Functional Trachea Reconstruction Using 3D‐Bioprinted Native‐Like Tissue Architecture Based on Designable Tissue‐Specific Bioinks

• Published in: Advanced science Vol. 9; no. 29; pp. e2202181 - n/a
• Main Authors: Huo, Yingying, Xu, Yong, Wu, Xiaodi, Gao, Erji, Zhan, Anqi, Chen, Yujie, Zhang, Yixin, Hua, Yujie, Swieszkowski, Wojciech, Zhang, Yu Shrike, Zhou, Guangdong
• Format: Journal Article
• Language: English
• Published: Weinheim John Wiley & Sons, Inc 01.10.2022; John Wiley and Sons Inc; Wiley
• Subjects: 3-D printers; 3D bioprinting; Biocompatibility; Cartilage; cartilage regeneration; Chondroitin sulfate; Collagen; Connective tissue; Design; functional trachea reconstruction; Hyaluronic acid; Hydrogels; Interfacial bonding; NMR; Nuclear magnetic resonance; Physiology; Polyethylene glycol; Polymerization; Spectrum analysis; Tissue engineering; tissue‐specific bioink; vascularization
• ISSN: 2198-3844; 2198-3844
• DOI: 10.1002/advs.202202181

Functional segmental trachea reconstruction remains a remarkable challenge in the clinic. To date, functional trachea regeneration with alternant cartilage‐fibrous tissue‐mimetic structure similar to that of the native trachea relying on the three‐dimensional (3D) bioprinting technology has seen very limited breakthrough.
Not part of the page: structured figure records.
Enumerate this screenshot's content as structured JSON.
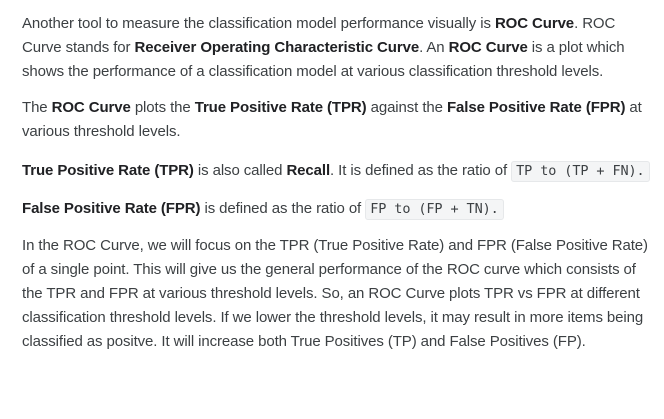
{
  "paragraphs": [
    {
      "segments": [
        {
          "t": "Another tool to measure the classification model performance visually is "
        },
        {
          "b": "ROC Curve"
        },
        {
          "t": ". ROC Curve stands for "
        },
        {
          "b": "Receiver Operating Characteristic Curve"
        },
        {
          "t": ". An "
        },
        {
          "b": "ROC Curve"
        },
        {
          "t": " is a plot which shows the performance of a classification model at various classification threshold levels."
        }
      ]
    },
    {
      "segments": [
        {
          "t": "The "
        },
        {
          "b": "ROC Curve"
        },
        {
          "t": " plots the "
        },
        {
          "b": "True Positive Rate (TPR)"
        },
        {
          "t": " against the "
        },
        {
          "b": "False Positive Rate (FPR)"
        },
        {
          "t": " at various threshold levels."
        }
      ]
    },
    {
      "segments": [
        {
          "b": "True Positive Rate (TPR)"
        },
        {
          "t": " is also called "
        },
        {
          "b": "Recall"
        },
        {
          "t": ". It is defined as the ratio of "
        },
        {
          "c": "TP to (TP + FN)."
        }
      ]
    },
    {
      "segments": [
        {
          "b": "False Positive Rate (FPR)"
        },
        {
          "t": " is defined as the ratio of "
        },
        {
          "c": "FP to (FP + TN)."
        }
      ]
    },
    {
      "segments": [
        {
          "t": "In the ROC Curve, we will focus on the TPR (True Positive Rate) and FPR (False Positive Rate) of a single point. This will give us the general performance of the ROC curve which consists of the TPR and FPR at various threshold levels. So, an ROC Curve plots TPR vs FPR at different classification threshold levels. If we lower the threshold levels, it may result in more items being classified as positve. It will increase both True Positives (TP) and False Positives (FP)."
        }
      ]
    }
  ]
}
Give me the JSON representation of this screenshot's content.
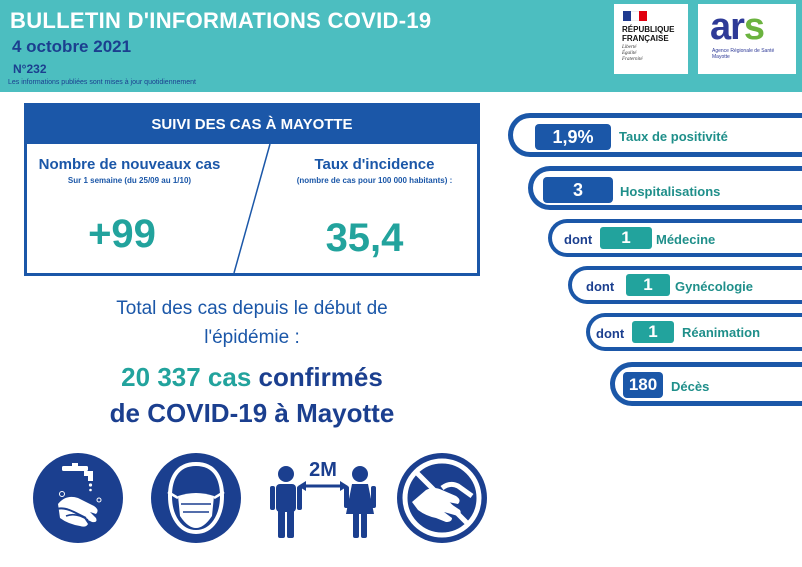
{
  "header": {
    "title": "BULLETIN D'INFORMATIONS COVID-19",
    "date": "4 octobre 2021",
    "number": "N°232",
    "note": "Les informations publiées sont mises à jour quotidiennement",
    "background": "#4cbec0"
  },
  "logos": {
    "republique": {
      "line1": "RÉPUBLIQUE",
      "line2": "FRANÇAISE",
      "motto": [
        "Liberté",
        "Égalité",
        "Fraternité"
      ]
    },
    "ars": {
      "word": "ars",
      "subtitle_line1": "Agence Régionale de Santé",
      "subtitle_line2": "Mayotte"
    }
  },
  "cases": {
    "heading": "SUIVI DES CAS À MAYOTTE",
    "new_cases": {
      "title": "Nombre de nouveaux cas",
      "subtitle": "Sur 1 semaine (du 25/09 au 1/10)",
      "value": "+99"
    },
    "incidence": {
      "title": "Taux d'incidence",
      "subtitle": "(nombre de cas pour 100 000 habitants) :",
      "value": "35,4"
    }
  },
  "total": {
    "line1": "Total des cas depuis le début de",
    "line2": "l'épidémie :",
    "count": "20 337 cas",
    "confirmed": "confirmés",
    "line4": "de COVID-19 à Mayotte"
  },
  "indicators": {
    "positivity": {
      "value": "1,9%",
      "label": "Taux de positivité"
    },
    "hospitalisations": {
      "value": "3",
      "label": "Hospitalisations"
    },
    "medecine": {
      "prefix": "dont",
      "value": "1",
      "label": "Médecine"
    },
    "gynecologie": {
      "prefix": "dont",
      "value": "1",
      "label": "Gynécologie"
    },
    "reanimation": {
      "prefix": "dont",
      "value": "1",
      "label": "Réanimation"
    },
    "deces": {
      "value": "180",
      "label": "Décès"
    }
  },
  "icons": {
    "handwash": "handwash-icon",
    "mask": "mask-icon",
    "distance": {
      "name": "distance-icon",
      "label": "2M"
    },
    "no_handshake": "no-handshake-icon"
  },
  "colors": {
    "navy": "#1b57a8",
    "dark_navy": "#1b3f8f",
    "teal": "#22a39d",
    "header": "#4cbec0"
  }
}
This fact is mostly due to the lack of tissue‐specific bioinks suitable for both cartilage and vascularized fibrous tissue regeneration, as well as the need for firm interfacial integration between stiff and soft tissues. Here, a novel strategy is developed for 3D bioprinting of cartilage‐vascularized fibrous tissue‐integrated trachea (CVFIT), utilizing photocrosslinkable tissue‐specific bioinks. Both cartilage‐ and fibrous tissue‐specific bioinks created by this study provide suitable printability, favorable biocompatibility, and biomimetic microenvironments for chondrogenesis and vascularized fibrogenesis based on the multicomponent synergistic effect through the hybrid photoinitiated polymerization reaction. As such, the tubular analogs are successfully bioprinted and the ring‐to‐ring alternant structure is tightly integrated by the enhancement of interfacial bonding through the amidation reaction. The results from both the trachea regeneration and the in situ trachea reconstruction demonstrate the satisfactory tissue‐specific regeneration along with realization of mechanical and physiological functions. This study thus illustrates the 3D‐bioprinted native tissue‐like trachea as a promising alternative for clinical trachea reconstruction. This study reports the development of a novel strategy for three‐dimensional (3D) bioprinting of trachea based on designable tissue‐specific bioinks with chondrogenic and fibrogenic/angiogenic microenvironments. The 3D‐bioprinted trachea‐analogue successfully regenerated cartilage‐vascularized fibrous tissue‐alternant architecture with biomimetic mechanical and physiological characteristics close to those of the native trachea and realized in situ functional trachea reconstruction.